During his routine visits to Is Bank across the street, they served fresh grapefruit juice to the Prime Minister Ismet Inonu. One day, upon sending grapefruit supremes in a bowl with a spoon instead of the glass of juice, Vahit was called over to the bank to teach the skill he learned from his American wife to Inonu who enjoyed the presentation a great deal. Following, Piknik started to send cases of grapefruit, straight from the chilled caves of Urgup where they were stored, to the Prime Minister's house every week.


Advocating a team or a political party was prohibited in Piknik, it's doors were open to all of Ankara. Egg & cheese aficionado Americans, actors, actresses, musicians, sportsmen, diplomats, clerks, bankers, politicians, students, even nuns sat in small tables of Piknik next to each other from 6:30 in the morning till 22:30 close everyday, until the political and economical turmoil of the 70's shook the city.

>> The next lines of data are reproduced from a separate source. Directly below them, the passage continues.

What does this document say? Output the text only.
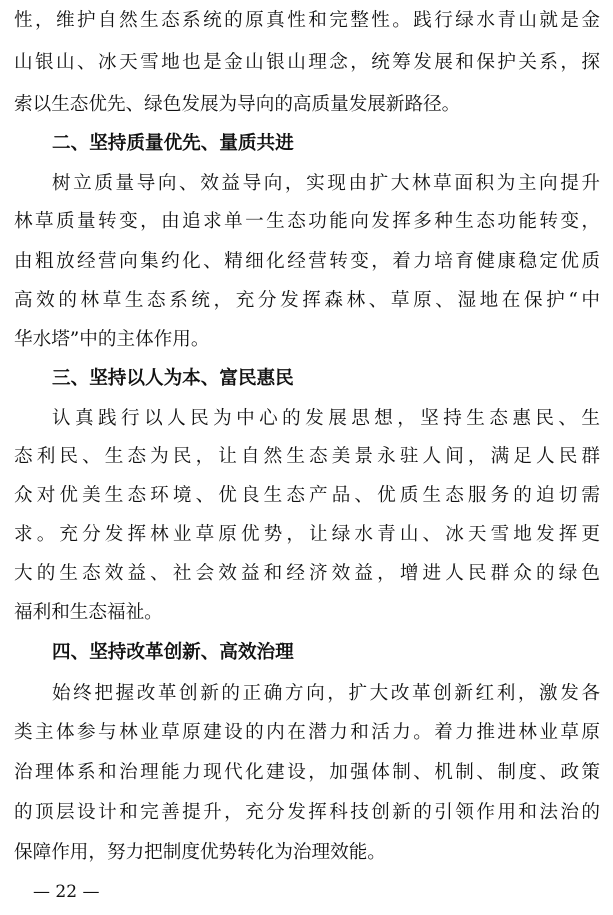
性，维护自然生态系统的原真性和完整性。践行绿水青山就是金
山银山、冰天雪地也是金山银山理念，统筹发展和保护关系，探
索以生态优先、绿色发展为导向的高质量发展新路径。
二、坚持质量优先、量质共进
树立质量导向、效益导向，实现由扩大林草面积为主向提升
林草质量转变，由追求单一生态功能向发挥多种生态功能转变，
由粗放经营向集约化、精细化经营转变，着力培育健康稳定优质
高效的林草生态系统，充分发挥森林、草原、湿地在保护“中
华水塔”中的主体作用。
三、坚持以人为本、富民惠民
认真践行以人民为中心的发展思想，坚持生态惠民、生
态利民、生态为民，让自然生态美景永驻人间，满足人民群
众对优美生态环境、优良生态产品、优质生态服务的迫切需
求。充分发挥林业草原优势，让绿水青山、冰天雪地发挥更
大的生态效益、社会效益和经济效益，增进人民群众的绿色
福利和生态福祉。
四、坚持改革创新、高效治理
始终把握改革创新的正确方向，扩大改革创新红利，激发各
类主体参与林业草原建设的内在潜力和活力。着力推进林业草原
治理体系和治理能力现代化建设，加强体制、机制、制度、政策
的顶层设计和完善提升，充分发挥科技创新的引领作用和法治的
保障作用，努力把制度优势转化为治理效能。
— 22 —
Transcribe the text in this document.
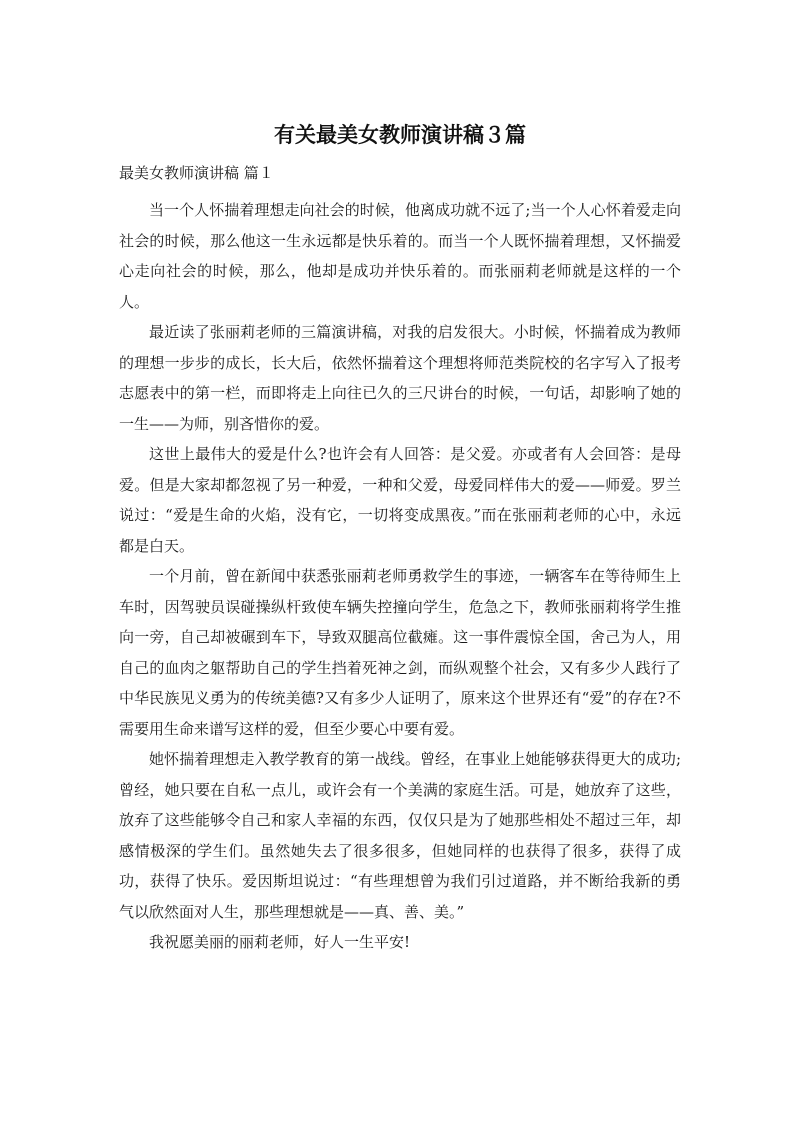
有关最美女教师演讲稿３篇
最美女教师演讲稿 篇１

当一个人怀揣着理想走向社会的时候，他离成功就不远了;当一个人心怀着爱走向社会的时候，那么他这一生永远都是快乐着的。而当一个人既怀揣着理想，又怀揣爱心走向社会的时候，那么，他却是成功并快乐着的。而张丽莉老师就是这样的一个人。

最近读了张丽莉老师的三篇演讲稿，对我的启发很大。小时候，怀揣着成为教师的理想一步步的成长，长大后，依然怀揣着这个理想将师范类院校的名字写入了报考志愿表中的第一栏，而即将走上向往已久的三尺讲台的时候，一句话，却影响了她的一生——为师，别吝惜你的爱。

这世上最伟大的爱是什么?也许会有人回答：是父爱。亦或者有人会回答：是母爱。但是大家却都忽视了另一种爱，一种和父爱，母爱同样伟大的爱——师爱。罗兰说过：“爱是生命的火焰，没有它，一切将变成黑夜。”而在张丽莉老师的心中，永远都是白天。

一个月前，曾在新闻中获悉张丽莉老师勇救学生的事迹，一辆客车在等待师生上车时，因驾驶员误碰操纵杆致使车辆失控撞向学生，危急之下，教师张丽莉将学生推向一旁，自己却被碾到车下，导致双腿高位截瘫。这一事件震惊全国，舍己为人，用自己的血肉之躯帮助自己的学生挡着死神之剑，而纵观整个社会，又有多少人践行了中华民族见义勇为的传统美德?又有多少人证明了，原来这个世界还有“爱”的存在?不需要用生命来谱写这样的爱，但至少要心中要有爱。

她怀揣着理想走入教学教育的第一战线。曾经，在事业上她能够获得更大的成功;曾经，她只要在自私一点儿，或许会有一个美满的家庭生活。可是，她放弃了这些，放弃了这些能够令自己和家人幸福的东西，仅仅只是为了她那些相处不超过三年，却感情极深的学生们。虽然她失去了很多很多，但她同样的也获得了很多，获得了成功，获得了快乐。爱因斯坦说过：“有些理想曾为我们引过道路，并不断给我新的勇气以欣然面对人生，那些理想就是——真、善、美。”

我祝愿美丽的丽莉老师，好人一生平安!
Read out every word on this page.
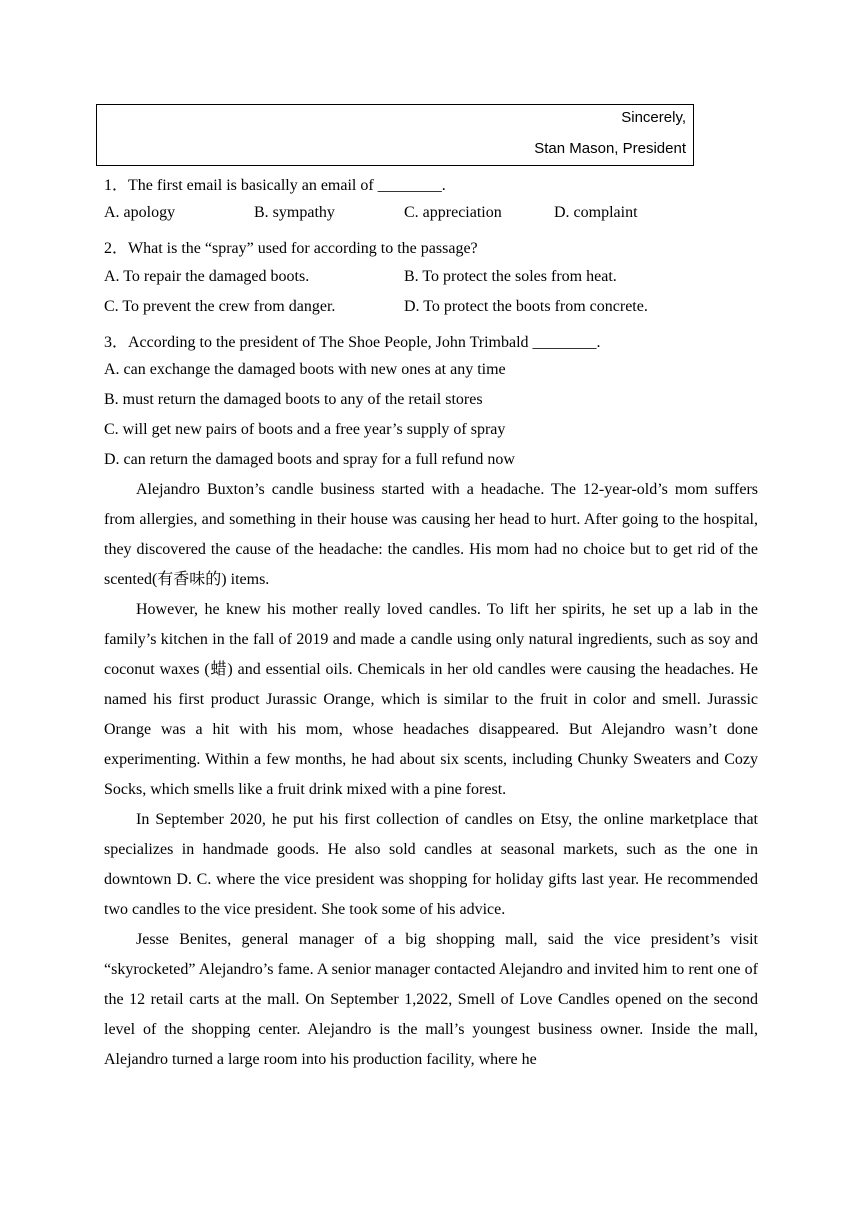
Sincerely,
Stan Mason, President
1．The first email is basically an email of ________.
A. apology	B. sympathy	C. appreciation	D. complaint
2．What is the “spray” used for according to the passage?
A. To repair the damaged boots.	B. To protect the soles from heat.
C. To prevent the crew from danger.	D. To protect the boots from concrete.
3．According to the president of The Shoe People, John Trimbald ________.
A. can exchange the damaged boots with new ones at any time
B. must return the damaged boots to any of the retail stores
C. will get new pairs of boots and a free year’s supply of spray
D. can return the damaged boots and spray for a full refund now

Alejandro Buxton’s candle business started with a headache. The 12-year-old’s mom suffers from allergies, and something in their house was causing her head to hurt. After going to the hospital, they discovered the cause of the headache: the candles. His mom had no choice but to get rid of the scented(有香味的) items.

However, he knew his mother really loved candles. To lift her spirits, he set up a lab in the family’s kitchen in the fall of 2019 and made a candle using only natural ingredients, such as soy and coconut waxes (蜡) and essential oils. Chemicals in her old candles were causing the headaches. He named his first product Jurassic Orange, which is similar to the fruit in color and smell. Jurassic Orange was a hit with his mom, whose headaches disappeared. But Alejandro wasn’t done experimenting. Within a few months, he had about six scents, including Chunky Sweaters and Cozy Socks, which smells like a fruit drink mixed with a pine forest.

In September 2020, he put his first collection of candles on Etsy, the online marketplace that specializes in handmade goods. He also sold candles at seasonal markets, such as the one in downtown D. C. where the vice president was shopping for holiday gifts last year. He recommended two candles to the vice president. She took some of his advice.

Jesse Benites, general manager of a big shopping mall, said the vice president’s visit “skyrocketed” Alejandro’s fame. A senior manager contacted Alejandro and invited him to rent one of the 12 retail carts at the mall. On September 1,2022, Smell of Love Candles opened on the second level of the shopping center. Alejandro is the mall’s youngest business owner. Inside the mall, Alejandro turned a large room into his production facility, where he
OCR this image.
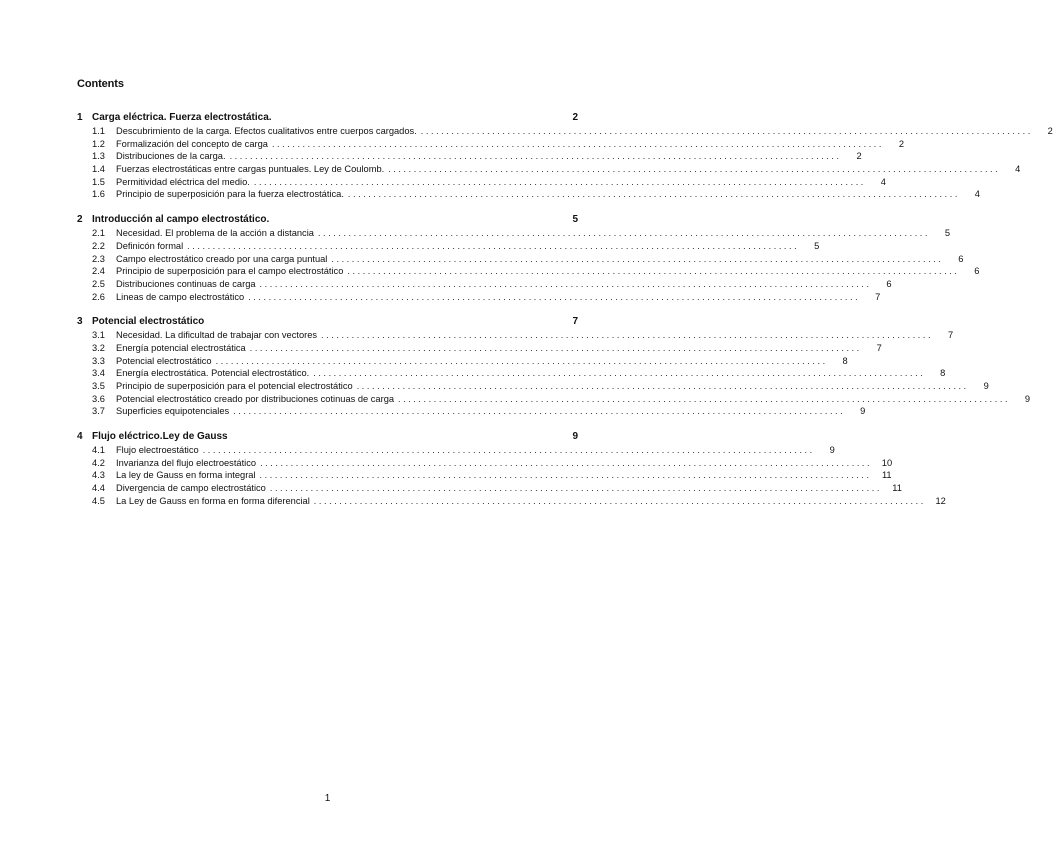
Contents
1 Carga eléctrica. Fuerza electrostática.	2
1.1	Descubrimiento de la carga. Efectos cualitativos entre cuerpos cargados. ........................................................................................................................	2
1.2	Formalización del concepto de carga ........................................................................................................................	2
1.3	Distribuciones de la carga. ........................................................................................................................	2
1.4	Fuerzas electrostáticas entre cargas puntuales. Ley de Coulomb. ........................................................................................................................	4
1.5	Permitividad eléctrica del medio. ........................................................................................................................	4
1.6	Principio de superposición para la fuerza electrostática. ........................................................................................................................	4
2 Introducción al campo electrostático.	5
2.1	Necesidad. El problema de la acción a distancia ........................................................................................................................	5
2.2	Definicón formal ........................................................................................................................	5
2.3	Campo electrostático creado por una carga puntual ........................................................................................................................	6
2.4	Principio de superposición para el campo electrostático ........................................................................................................................	6
2.5	Distribuciones continuas de carga ........................................................................................................................	6
2.6	Lineas de campo electrostático ........................................................................................................................	7
3 Potencial electrostático	7
3.1	Necesidad. La dificultad de trabajar con vectores ........................................................................................................................	7
3.2	Energía potencial electrostática ........................................................................................................................	7
3.3	Potencial electrostático ........................................................................................................................	8
3.4	Energía electrostática. Potencial electrostático. ........................................................................................................................	8
3.5	Principio de superposición para el potencial electrostático ........................................................................................................................	9
3.6	Potencial electrostático creado por distribuciones cotinuas de carga ........................................................................................................................	9
3.7	Superficies equipotenciales ........................................................................................................................	9
4 Flujo eléctrico.Ley de Gauss	9
4.1	Flujo electroestático ........................................................................................................................	9
4.2	Invarianza del flujo electroestático ........................................................................................................................	10
4.3	La ley de Gauss en forma integral ........................................................................................................................	11
4.4	Divergencia de campo electrostático ........................................................................................................................	11
4.5	La Ley de Gauss en forma en forma diferencial ........................................................................................................................	12
1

By that time Resat and Vahit also owned RV, one of the most prominent restaurants in Ankara, who has received the likes of Sophia Loren and Henry Kissinger in it's heyday. In mid 80's Resat, buried in debt, shut down Piknik, and moved to US with $1000 in his pocket, and stayed till 1993, working as a waiter in cheap, run-down restaurants.

Upon returning to Turkey and closing his debts, Resat, now in his 80's, opened Piknik once again, as a small storefront, with help from her daughters and friends. It didn't survive long, but enough to offer me a number of lunches, of sausage sandwiches, smeared with Russian salad and platters of tiny pieces of liver, fried to perfection.